Là-haut, les dernières trouées de ciel bleu avaient fini de disparaître, englouties dans la masse des milliards et des milliards de particules d’eau prêtes à tomber toutes ensemble en de fortes trombes de pluie. En cet après-midi de février 1962, le ciel n’était plus qu’une chape grise, si compacte qu’aucun rayon de soleil ne semblait plus jamais pouvoir la traverser un jour.

Blanc, élégant et longiligne, indifférent à la menace du ciel, le France fendait les eaux lourdes de l’Atlantique avec une magnifique régularité. On le sentait solide et sûr dans sa masse monumentale. Les crêtes des vagues venaient s’écraser contre le bas de sa coque noire, laissant éclater des mousses légères qui tourbillonnaient contre ses flancs lisses et s’en allaient mourir à l’arrière, dans la vitesse de ses vents.

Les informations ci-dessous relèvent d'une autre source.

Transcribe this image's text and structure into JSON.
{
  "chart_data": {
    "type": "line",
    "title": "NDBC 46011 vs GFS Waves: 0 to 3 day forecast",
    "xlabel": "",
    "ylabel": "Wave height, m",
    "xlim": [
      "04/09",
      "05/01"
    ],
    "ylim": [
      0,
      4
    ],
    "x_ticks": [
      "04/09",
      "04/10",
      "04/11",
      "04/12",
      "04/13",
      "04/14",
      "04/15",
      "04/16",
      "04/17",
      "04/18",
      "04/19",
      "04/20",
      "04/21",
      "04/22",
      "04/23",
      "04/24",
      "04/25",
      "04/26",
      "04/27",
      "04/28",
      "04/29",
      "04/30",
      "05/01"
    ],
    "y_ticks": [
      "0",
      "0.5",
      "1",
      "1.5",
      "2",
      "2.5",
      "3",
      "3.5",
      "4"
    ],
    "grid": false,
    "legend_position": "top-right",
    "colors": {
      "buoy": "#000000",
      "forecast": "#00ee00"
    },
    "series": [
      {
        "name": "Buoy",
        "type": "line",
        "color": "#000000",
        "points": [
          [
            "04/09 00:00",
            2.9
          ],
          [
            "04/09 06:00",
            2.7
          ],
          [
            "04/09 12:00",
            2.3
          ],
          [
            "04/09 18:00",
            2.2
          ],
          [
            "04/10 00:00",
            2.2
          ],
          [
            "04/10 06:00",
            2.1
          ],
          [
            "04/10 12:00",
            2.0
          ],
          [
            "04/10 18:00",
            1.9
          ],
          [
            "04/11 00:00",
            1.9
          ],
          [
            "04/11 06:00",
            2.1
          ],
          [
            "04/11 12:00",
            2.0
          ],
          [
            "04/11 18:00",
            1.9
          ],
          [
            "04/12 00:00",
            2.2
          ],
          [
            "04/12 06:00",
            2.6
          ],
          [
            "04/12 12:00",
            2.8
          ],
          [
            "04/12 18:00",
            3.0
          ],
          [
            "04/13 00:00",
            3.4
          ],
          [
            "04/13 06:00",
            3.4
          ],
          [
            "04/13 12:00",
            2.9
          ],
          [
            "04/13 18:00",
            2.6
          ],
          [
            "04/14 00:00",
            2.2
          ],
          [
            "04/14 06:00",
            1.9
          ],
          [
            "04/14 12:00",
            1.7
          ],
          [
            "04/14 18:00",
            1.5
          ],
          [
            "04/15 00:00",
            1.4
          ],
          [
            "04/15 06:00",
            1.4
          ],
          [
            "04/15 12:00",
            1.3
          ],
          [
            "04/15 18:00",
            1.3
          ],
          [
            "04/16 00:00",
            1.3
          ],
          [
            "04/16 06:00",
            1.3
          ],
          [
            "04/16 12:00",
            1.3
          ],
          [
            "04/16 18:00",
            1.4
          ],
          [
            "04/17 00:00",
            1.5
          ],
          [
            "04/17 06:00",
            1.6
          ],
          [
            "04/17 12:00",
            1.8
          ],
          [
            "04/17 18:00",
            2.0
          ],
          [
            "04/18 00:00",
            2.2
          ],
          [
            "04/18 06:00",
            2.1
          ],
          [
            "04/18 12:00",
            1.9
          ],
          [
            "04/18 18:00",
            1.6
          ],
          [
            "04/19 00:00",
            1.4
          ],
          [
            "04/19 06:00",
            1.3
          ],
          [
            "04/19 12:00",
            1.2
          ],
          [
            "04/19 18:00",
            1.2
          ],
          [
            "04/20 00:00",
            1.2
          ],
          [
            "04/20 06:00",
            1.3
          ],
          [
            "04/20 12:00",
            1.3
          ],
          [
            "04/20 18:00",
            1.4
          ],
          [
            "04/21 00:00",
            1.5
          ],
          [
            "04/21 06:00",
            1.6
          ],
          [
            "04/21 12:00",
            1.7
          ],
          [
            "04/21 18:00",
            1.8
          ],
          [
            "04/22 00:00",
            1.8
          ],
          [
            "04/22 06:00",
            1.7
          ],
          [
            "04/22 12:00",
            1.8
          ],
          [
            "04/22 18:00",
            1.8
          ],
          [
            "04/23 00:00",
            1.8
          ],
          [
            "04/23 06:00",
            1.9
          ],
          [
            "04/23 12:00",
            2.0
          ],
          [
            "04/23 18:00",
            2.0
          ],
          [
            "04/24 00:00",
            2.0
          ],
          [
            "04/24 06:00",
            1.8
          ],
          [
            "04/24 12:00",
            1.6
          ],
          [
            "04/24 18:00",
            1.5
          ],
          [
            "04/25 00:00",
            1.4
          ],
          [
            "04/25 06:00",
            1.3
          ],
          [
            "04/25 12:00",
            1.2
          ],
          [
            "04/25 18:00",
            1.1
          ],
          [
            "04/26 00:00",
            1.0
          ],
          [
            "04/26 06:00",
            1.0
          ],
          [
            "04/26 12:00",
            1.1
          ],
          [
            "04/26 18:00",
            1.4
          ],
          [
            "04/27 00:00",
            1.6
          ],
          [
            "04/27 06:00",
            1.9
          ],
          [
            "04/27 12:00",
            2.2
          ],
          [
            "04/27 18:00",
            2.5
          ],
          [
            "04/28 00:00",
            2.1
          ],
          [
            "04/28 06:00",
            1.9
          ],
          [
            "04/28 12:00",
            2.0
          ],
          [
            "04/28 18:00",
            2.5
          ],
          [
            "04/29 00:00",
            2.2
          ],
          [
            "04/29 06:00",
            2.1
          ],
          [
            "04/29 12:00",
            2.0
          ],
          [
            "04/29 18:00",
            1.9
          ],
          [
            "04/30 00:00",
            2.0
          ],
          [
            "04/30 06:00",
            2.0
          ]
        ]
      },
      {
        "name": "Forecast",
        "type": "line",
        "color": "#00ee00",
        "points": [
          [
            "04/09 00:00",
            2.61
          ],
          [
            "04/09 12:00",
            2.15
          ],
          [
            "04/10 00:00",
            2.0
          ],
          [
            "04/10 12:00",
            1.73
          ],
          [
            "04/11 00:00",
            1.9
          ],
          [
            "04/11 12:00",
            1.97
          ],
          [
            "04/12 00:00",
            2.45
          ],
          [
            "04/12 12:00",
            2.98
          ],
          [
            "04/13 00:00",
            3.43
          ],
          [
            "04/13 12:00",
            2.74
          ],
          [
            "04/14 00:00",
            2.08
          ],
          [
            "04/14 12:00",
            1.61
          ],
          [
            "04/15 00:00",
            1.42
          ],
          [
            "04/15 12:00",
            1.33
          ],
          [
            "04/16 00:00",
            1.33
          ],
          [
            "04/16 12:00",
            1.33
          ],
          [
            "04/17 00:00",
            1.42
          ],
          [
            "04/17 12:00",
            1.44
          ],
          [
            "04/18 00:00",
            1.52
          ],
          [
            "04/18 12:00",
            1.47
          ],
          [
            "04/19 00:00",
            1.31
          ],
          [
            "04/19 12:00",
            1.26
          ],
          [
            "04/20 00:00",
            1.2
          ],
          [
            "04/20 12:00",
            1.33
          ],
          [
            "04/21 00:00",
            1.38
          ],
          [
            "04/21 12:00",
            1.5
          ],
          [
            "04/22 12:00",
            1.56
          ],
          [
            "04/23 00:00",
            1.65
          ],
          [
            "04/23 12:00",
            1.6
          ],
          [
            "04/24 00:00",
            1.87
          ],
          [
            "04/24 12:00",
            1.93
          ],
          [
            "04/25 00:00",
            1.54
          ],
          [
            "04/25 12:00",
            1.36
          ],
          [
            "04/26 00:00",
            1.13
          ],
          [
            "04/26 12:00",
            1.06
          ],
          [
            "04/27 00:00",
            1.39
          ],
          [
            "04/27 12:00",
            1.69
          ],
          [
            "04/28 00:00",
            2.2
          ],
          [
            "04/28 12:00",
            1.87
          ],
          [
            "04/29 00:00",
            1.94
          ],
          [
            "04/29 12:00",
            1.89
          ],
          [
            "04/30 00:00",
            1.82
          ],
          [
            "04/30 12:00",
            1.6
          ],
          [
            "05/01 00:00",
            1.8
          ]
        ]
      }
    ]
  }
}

Andrei était seul au monde, absorbé. Il laissait remonter des souvenirs violents. Qui aurait pu comprendre ? Personne ne savait ce qui était gravé au fer rouge dans sa chair. Lui connaissait le terrible chemin de l’asservissement des hommes. S’accuser pour se faire punir de ce qu’on ne méritait pas, et finir par croire que c’était juste. Il connaissait les abominables méandres tissés de mensonges qu’utilisent les manipulateurs pour se débarrasser ainsi d’autres êtres humains qu’ils disaient leurs frères, leurs amis. Dans la lointaine Russie, des hommes de ce genre avaient broyé sa famille, sa vie d’enfant, et creusé au fond de son ventre un cratère de douleur qui brûlait toujours. Depuis la mort de ses parents, tués dans la terreur des purges de Staline, Andrei ne croyait plus en rien sur cette terre, ni à la paix ni au combat, pas même à l’amitié.

Pourtant, quand il avait entendu Gérard s’accuser de ce qu’il n’avait pas commis, le passé avait resurgi et le mur de pierre qu’il avait dressé entre le monde et lui s’était fissuré.